611. Again, Defendants’ false accusation that pineapple was the tipping point resulting
in JonBenét’s death is rank speculation.
612. To convince viewers that their rampant speculation deserved serious
consideration, Defendants spliced in a clip of a blonde girl stealing a piece of pineapple from a
young boy, who, in turn, violently grabs the girl by the wrist.
613. Upon information and belief, Defendants had actual knowledge and failed to
disclose that a Boulder PD analysis after the autopsy determined that JonBenét’s small intestine
had the remnants cherries, grapes, and pineapple – common fruit cocktail ingredients. Yet,
because the presence of cherries and grapes completely undermine Defendants’ series of events,
Defendants consciously failed to share that information with viewers. Instead, Spitz merely
asked “Did the pathology report indicate what the pineapple looked like, or the gastric contents?”
Page 106 of 113

614. Further, the Pseudo-Experts were aware that the presence of the fruit cocktail in
JonBenét’s stomach does not establish a concrete timeline from which investigators may
estimate her time of death, and that the minimum amount of time it would require for the fruit to
get to JonBenét’s lower intestine undermined the theory that it “started the cascade of the rest of
events that happened on the day she died.”

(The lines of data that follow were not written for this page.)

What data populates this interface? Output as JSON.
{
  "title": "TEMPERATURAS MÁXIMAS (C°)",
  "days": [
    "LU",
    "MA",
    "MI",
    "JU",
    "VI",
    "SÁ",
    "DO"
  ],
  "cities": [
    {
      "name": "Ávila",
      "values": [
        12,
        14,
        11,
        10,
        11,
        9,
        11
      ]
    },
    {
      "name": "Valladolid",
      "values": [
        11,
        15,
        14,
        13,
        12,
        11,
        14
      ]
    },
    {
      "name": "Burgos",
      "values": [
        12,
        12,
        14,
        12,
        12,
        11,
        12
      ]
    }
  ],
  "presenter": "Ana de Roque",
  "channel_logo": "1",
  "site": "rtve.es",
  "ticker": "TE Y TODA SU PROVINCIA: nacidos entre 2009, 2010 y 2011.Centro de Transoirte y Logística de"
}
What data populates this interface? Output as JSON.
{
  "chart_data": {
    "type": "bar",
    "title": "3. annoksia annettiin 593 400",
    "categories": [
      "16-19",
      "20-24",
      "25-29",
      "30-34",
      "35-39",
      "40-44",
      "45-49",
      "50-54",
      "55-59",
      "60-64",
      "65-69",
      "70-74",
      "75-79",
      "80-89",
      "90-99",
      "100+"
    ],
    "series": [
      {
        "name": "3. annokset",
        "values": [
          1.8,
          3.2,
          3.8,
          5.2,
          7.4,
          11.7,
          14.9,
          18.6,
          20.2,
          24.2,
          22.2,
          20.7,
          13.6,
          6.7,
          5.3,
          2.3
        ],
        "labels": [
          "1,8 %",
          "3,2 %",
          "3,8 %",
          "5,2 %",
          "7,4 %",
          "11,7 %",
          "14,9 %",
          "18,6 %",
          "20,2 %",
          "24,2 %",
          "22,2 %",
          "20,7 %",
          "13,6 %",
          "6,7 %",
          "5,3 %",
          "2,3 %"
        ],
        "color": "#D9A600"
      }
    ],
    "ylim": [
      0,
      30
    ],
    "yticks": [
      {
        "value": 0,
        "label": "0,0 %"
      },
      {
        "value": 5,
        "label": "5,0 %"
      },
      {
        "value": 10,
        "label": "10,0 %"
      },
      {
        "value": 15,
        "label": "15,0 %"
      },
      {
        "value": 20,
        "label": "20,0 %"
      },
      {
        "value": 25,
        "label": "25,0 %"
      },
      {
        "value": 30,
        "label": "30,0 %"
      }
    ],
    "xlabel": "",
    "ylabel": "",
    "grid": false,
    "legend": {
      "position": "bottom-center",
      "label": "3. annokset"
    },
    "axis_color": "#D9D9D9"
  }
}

615. Defendants also knowingly failed to disclose that the amount of time it would
have taken the pineapple to travel to JonBenét’s small intestine is fundamentally inconsistent
with the Burke-did-it accusation.
616. Defendants had no factual basis for speculating that JonBenét took a piece of
Burke’s pineapple, much less that her fingerprints were not present on Defendants’ purported
smoking gun because she only “snatched one piece.”
617. Upon information and belief, Defendants knowingly failed to disclose that there
was more than one piece of fruit in JonBenét’s digestive tract.
618. Upon information and belief, Defendants knowingly failed to disclose that there
was more than one type of fruit in JonBenét’s digestive tract.